Il existe d’autres sources d’approvisionnement. Un récent sondage pancanadien auquel ont participé près de 6 000 utilisateurs de cannabis médical indique que plus de la moitié obtiennent leur cannabis sans autorisation, c’est-à-dire à la Société québécoise du cannabis (ou son équivalent) du coin, voire de manière illicite. Cette automédication n’est pas sans risque, insiste Marc-André Hébert, président-directeur général de Solution cannabis médical, qui accompagne des patients admissibles au cannabis médical.
« J’ai entendu des histoires d’horreur de gens qui se sont intoxiqués au cannabis, regrette-t-il. Ils ont fait une erreur de dosage ou l’ont pris en concomitance avec des médicaments [comme des antiplaquettaires]. »
Il ne saurait trop insister : avant de se soulager avec du cannabis, il est impératif de solliciter les conseils de professionnels qualifiés.

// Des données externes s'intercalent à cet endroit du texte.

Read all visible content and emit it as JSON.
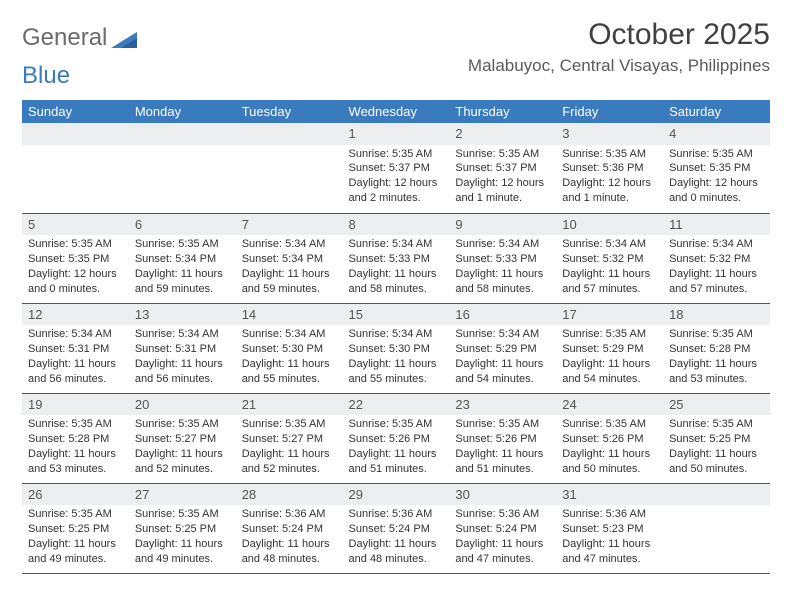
{
  "brand": {
    "word1": "General",
    "word2": "Blue"
  },
  "title": "October 2025",
  "location": "Malabuyoc, Central Visayas, Philippines",
  "colors": {
    "header_bg": "#3a7abf",
    "header_text": "#ffffff",
    "daynum_bg": "#eceef0",
    "cell_border": "#2f5d8f",
    "logo_gray": "#6b6b6b",
    "logo_blue": "#3a7abf"
  },
  "weekdays": [
    "Sunday",
    "Monday",
    "Tuesday",
    "Wednesday",
    "Thursday",
    "Friday",
    "Saturday"
  ],
  "cells": [
    [
      {
        "empty": true
      },
      {
        "empty": true
      },
      {
        "empty": true
      },
      {
        "day": "1",
        "sunrise": "Sunrise: 5:35 AM",
        "sunset": "Sunset: 5:37 PM",
        "daylight": "Daylight: 12 hours and 2 minutes."
      },
      {
        "day": "2",
        "sunrise": "Sunrise: 5:35 AM",
        "sunset": "Sunset: 5:37 PM",
        "daylight": "Daylight: 12 hours and 1 minute."
      },
      {
        "day": "3",
        "sunrise": "Sunrise: 5:35 AM",
        "sunset": "Sunset: 5:36 PM",
        "daylight": "Daylight: 12 hours and 1 minute."
      },
      {
        "day": "4",
        "sunrise": "Sunrise: 5:35 AM",
        "sunset": "Sunset: 5:35 PM",
        "daylight": "Daylight: 12 hours and 0 minutes."
      }
    ],
    [
      {
        "day": "5",
        "sunrise": "Sunrise: 5:35 AM",
        "sunset": "Sunset: 5:35 PM",
        "daylight": "Daylight: 12 hours and 0 minutes."
      },
      {
        "day": "6",
        "sunrise": "Sunrise: 5:35 AM",
        "sunset": "Sunset: 5:34 PM",
        "daylight": "Daylight: 11 hours and 59 minutes."
      },
      {
        "day": "7",
        "sunrise": "Sunrise: 5:34 AM",
        "sunset": "Sunset: 5:34 PM",
        "daylight": "Daylight: 11 hours and 59 minutes."
      },
      {
        "day": "8",
        "sunrise": "Sunrise: 5:34 AM",
        "sunset": "Sunset: 5:33 PM",
        "daylight": "Daylight: 11 hours and 58 minutes."
      },
      {
        "day": "9",
        "sunrise": "Sunrise: 5:34 AM",
        "sunset": "Sunset: 5:33 PM",
        "daylight": "Daylight: 11 hours and 58 minutes."
      },
      {
        "day": "10",
        "sunrise": "Sunrise: 5:34 AM",
        "sunset": "Sunset: 5:32 PM",
        "daylight": "Daylight: 11 hours and 57 minutes."
      },
      {
        "day": "11",
        "sunrise": "Sunrise: 5:34 AM",
        "sunset": "Sunset: 5:32 PM",
        "daylight": "Daylight: 11 hours and 57 minutes."
      }
    ],
    [
      {
        "day": "12",
        "sunrise": "Sunrise: 5:34 AM",
        "sunset": "Sunset: 5:31 PM",
        "daylight": "Daylight: 11 hours and 56 minutes."
      },
      {
        "day": "13",
        "sunrise": "Sunrise: 5:34 AM",
        "sunset": "Sunset: 5:31 PM",
        "daylight": "Daylight: 11 hours and 56 minutes."
      },
      {
        "day": "14",
        "sunrise": "Sunrise: 5:34 AM",
        "sunset": "Sunset: 5:30 PM",
        "daylight": "Daylight: 11 hours and 55 minutes."
      },
      {
        "day": "15",
        "sunrise": "Sunrise: 5:34 AM",
        "sunset": "Sunset: 5:30 PM",
        "daylight": "Daylight: 11 hours and 55 minutes."
      },
      {
        "day": "16",
        "sunrise": "Sunrise: 5:34 AM",
        "sunset": "Sunset: 5:29 PM",
        "daylight": "Daylight: 11 hours and 54 minutes."
      },
      {
        "day": "17",
        "sunrise": "Sunrise: 5:35 AM",
        "sunset": "Sunset: 5:29 PM",
        "daylight": "Daylight: 11 hours and 54 minutes."
      },
      {
        "day": "18",
        "sunrise": "Sunrise: 5:35 AM",
        "sunset": "Sunset: 5:28 PM",
        "daylight": "Daylight: 11 hours and 53 minutes."
      }
    ],
    [
      {
        "day": "19",
        "sunrise": "Sunrise: 5:35 AM",
        "sunset": "Sunset: 5:28 PM",
        "daylight": "Daylight: 11 hours and 53 minutes."
      },
      {
        "day": "20",
        "sunrise": "Sunrise: 5:35 AM",
        "sunset": "Sunset: 5:27 PM",
        "daylight": "Daylight: 11 hours and 52 minutes."
      },
      {
        "day": "21",
        "sunrise": "Sunrise: 5:35 AM",
        "sunset": "Sunset: 5:27 PM",
        "daylight": "Daylight: 11 hours and 52 minutes."
      },
      {
        "day": "22",
        "sunrise": "Sunrise: 5:35 AM",
        "sunset": "Sunset: 5:26 PM",
        "daylight": "Daylight: 11 hours and 51 minutes."
      },
      {
        "day": "23",
        "sunrise": "Sunrise: 5:35 AM",
        "sunset": "Sunset: 5:26 PM",
        "daylight": "Daylight: 11 hours and 51 minutes."
      },
      {
        "day": "24",
        "sunrise": "Sunrise: 5:35 AM",
        "sunset": "Sunset: 5:26 PM",
        "daylight": "Daylight: 11 hours and 50 minutes."
      },
      {
        "day": "25",
        "sunrise": "Sunrise: 5:35 AM",
        "sunset": "Sunset: 5:25 PM",
        "daylight": "Daylight: 11 hours and 50 minutes."
      }
    ],
    [
      {
        "day": "26",
        "sunrise": "Sunrise: 5:35 AM",
        "sunset": "Sunset: 5:25 PM",
        "daylight": "Daylight: 11 hours and 49 minutes."
      },
      {
        "day": "27",
        "sunrise": "Sunrise: 5:35 AM",
        "sunset": "Sunset: 5:25 PM",
        "daylight": "Daylight: 11 hours and 49 minutes."
      },
      {
        "day": "28",
        "sunrise": "Sunrise: 5:36 AM",
        "sunset": "Sunset: 5:24 PM",
        "daylight": "Daylight: 11 hours and 48 minutes."
      },
      {
        "day": "29",
        "sunrise": "Sunrise: 5:36 AM",
        "sunset": "Sunset: 5:24 PM",
        "daylight": "Daylight: 11 hours and 48 minutes."
      },
      {
        "day": "30",
        "sunrise": "Sunrise: 5:36 AM",
        "sunset": "Sunset: 5:24 PM",
        "daylight": "Daylight: 11 hours and 47 minutes."
      },
      {
        "day": "31",
        "sunrise": "Sunrise: 5:36 AM",
        "sunset": "Sunset: 5:23 PM",
        "daylight": "Daylight: 11 hours and 47 minutes."
      },
      {
        "empty": true
      }
    ]
  ]
}
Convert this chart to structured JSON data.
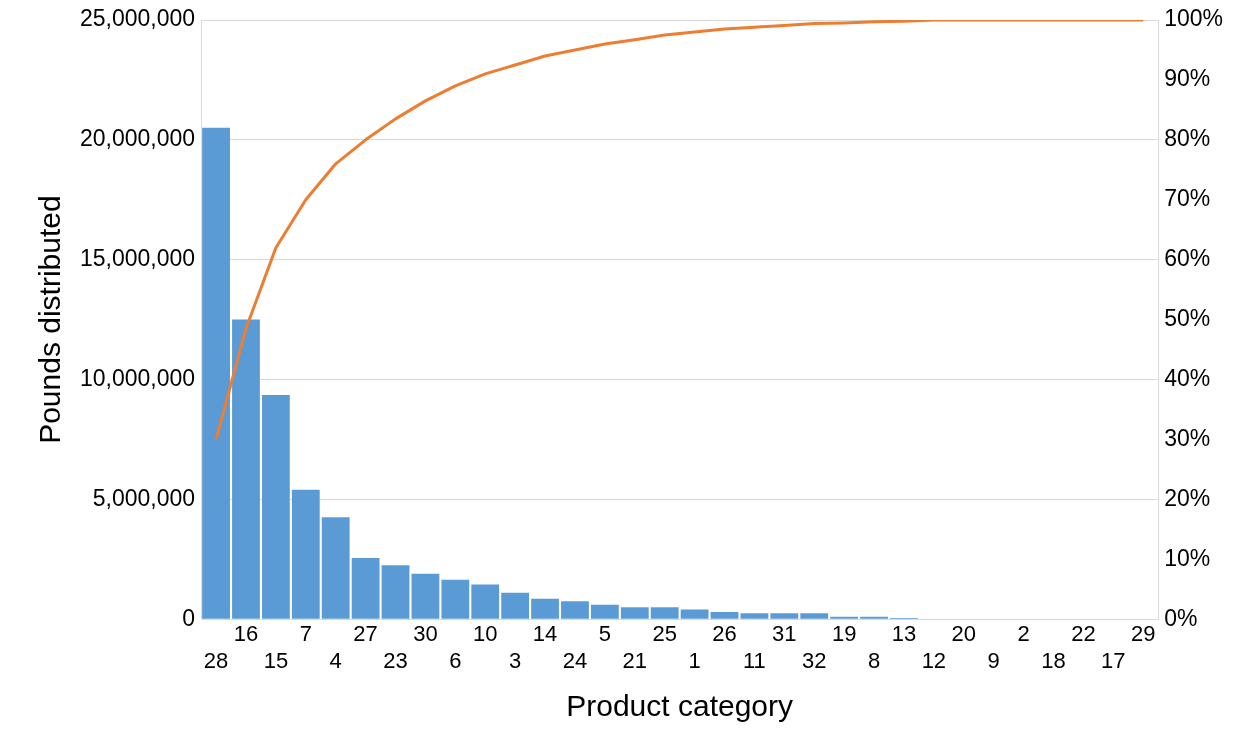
{
  "chart_data": {
    "type": "bar",
    "xlabel": "Product category",
    "ylabel": "Pounds distributed",
    "categories": [
      "28",
      "16",
      "15",
      "7",
      "4",
      "27",
      "23",
      "30",
      "6",
      "10",
      "3",
      "14",
      "24",
      "5",
      "21",
      "25",
      "1",
      "26",
      "11",
      "31",
      "32",
      "19",
      "8",
      "13",
      "12",
      "20",
      "9",
      "2",
      "18",
      "22",
      "17",
      "29"
    ],
    "series": [
      {
        "color": "#5b9bd5",
        "values": [
          20500000,
          12500000,
          9350000,
          5400000,
          4250000,
          2550000,
          2250000,
          1900000,
          1650000,
          1450000,
          1100000,
          850000,
          750000,
          600000,
          500000,
          500000,
          400000,
          300000,
          250000,
          250000,
          250000,
          100000,
          100000,
          50000,
          0,
          0,
          0,
          0,
          0,
          0,
          0,
          0
        ]
      },
      {
        "type": "line",
        "axis": "y2",
        "color": "#ed7d31",
        "values": [
          30,
          48.5,
          62,
          70,
          76,
          80,
          83.5,
          86.5,
          89,
          91,
          92.5,
          94,
          95,
          96,
          96.7,
          97.5,
          98,
          98.5,
          98.8,
          99.1,
          99.4,
          99.5,
          99.7,
          99.8,
          100,
          100,
          100,
          100,
          100,
          100,
          100,
          100
        ]
      }
    ],
    "ylim": [
      0,
      25000000
    ],
    "yticks": [
      0,
      {
        "value": 5000000,
        "label": "5,000,000"
      },
      {
        "value": 10000000,
        "label": "10,000,000"
      },
      {
        "value": 15000000,
        "label": "15,000,000"
      },
      {
        "value": 20000000,
        "label": "20,000,000"
      },
      {
        "value": 25000000,
        "label": "25,000,000"
      }
    ],
    "y2lim": [
      0,
      100
    ],
    "y2ticks": [
      {
        "value": 0,
        "label": "0%"
      },
      {
        "value": 10,
        "label": "10%"
      },
      {
        "value": 20,
        "label": "20%"
      },
      {
        "value": 30,
        "label": "30%"
      },
      {
        "value": 40,
        "label": "40%"
      },
      {
        "value": 50,
        "label": "50%"
      },
      {
        "value": 60,
        "label": "60%"
      },
      {
        "value": 70,
        "label": "70%"
      },
      {
        "value": 80,
        "label": "80%"
      },
      {
        "value": 90,
        "label": "90%"
      },
      {
        "value": 100,
        "label": "100%"
      }
    ],
    "grid": "y",
    "legend": false,
    "marker": "none",
    "line_style": "solid"
  }
}
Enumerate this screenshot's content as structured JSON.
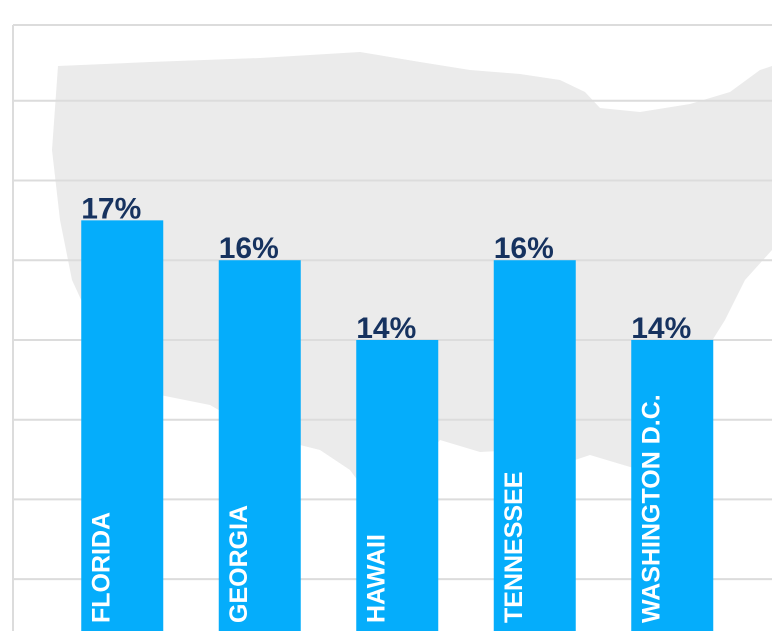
{
  "chart_data": {
    "type": "bar",
    "categories": [
      "FLORIDA",
      "GEORGIA",
      "HAWAII",
      "TENNESSEE",
      "WASHINGTON D.C."
    ],
    "values": [
      17,
      16,
      14,
      16,
      14
    ],
    "value_labels": [
      "17%",
      "16%",
      "14%",
      "16%",
      "14%"
    ],
    "color": "#05adfb",
    "ylim": [
      6.7,
      21.9
    ],
    "yticks": [
      8,
      10,
      12,
      14,
      16,
      18,
      20
    ],
    "grid": true
  }
}
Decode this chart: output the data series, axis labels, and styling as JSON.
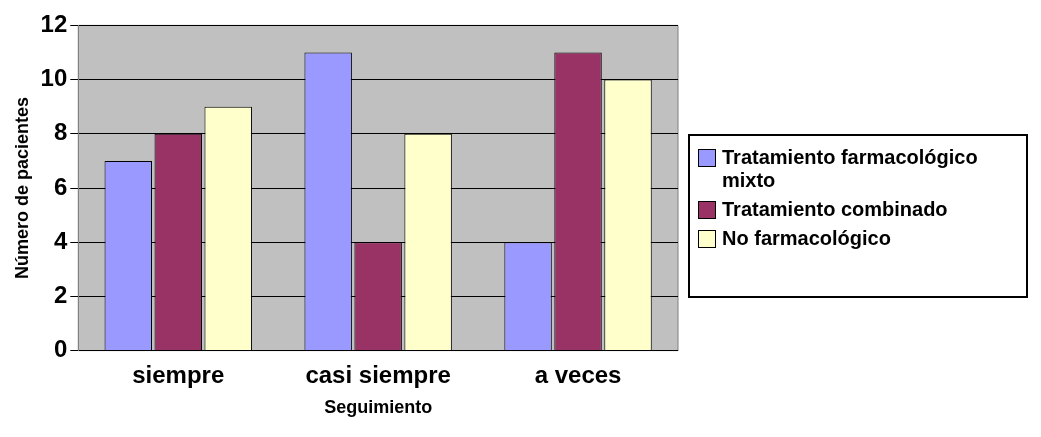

La légalisation change la donne
Un sondage réalisé en 2022 pour le compte de Santé Canada indique que 46 % des répondants qui ont consommé du cannabis à des fins médicales depuis octobre 2018 l’ont fait seulement après la légalisation à grande échelle. L’accessibilité simplifiée et la diminution de la stigmatisation figurent parmi leurs motivations.
Près de 80 % des répondants ont déclaré que la consommation de cannabis avait des effets positifs. Une personne sur cinq a mentionné que son état s’était amélioré ou que le problème s’était complètement résorbé et qu’elle avait été en mesure de réduire la prise d’autres médicaments.
Or, le tiers (34 %) des répondants n’ont pas discuté de la consommation de cannabis à des fins médicales avec un médecin ou une infirmière praticienne, notamment par crainte d’être jugé.
Le même projet de recherche indique que la moitié des professionnels de la santé sondés (49 %) ont déclaré que la consommation de cannabis comporte une valeur thérapeutique, tandis que la plupart des autres (45 %) ont indiqué qu’elle est utile au moins une partie du temps. Malgré cela, plus de la moitié (53 %) ont déjà recommandé à un patient de ne pas consommer de cannabis, entre autres en raison du manque de preuves de son efficacité ou de leur propre méconnaissance.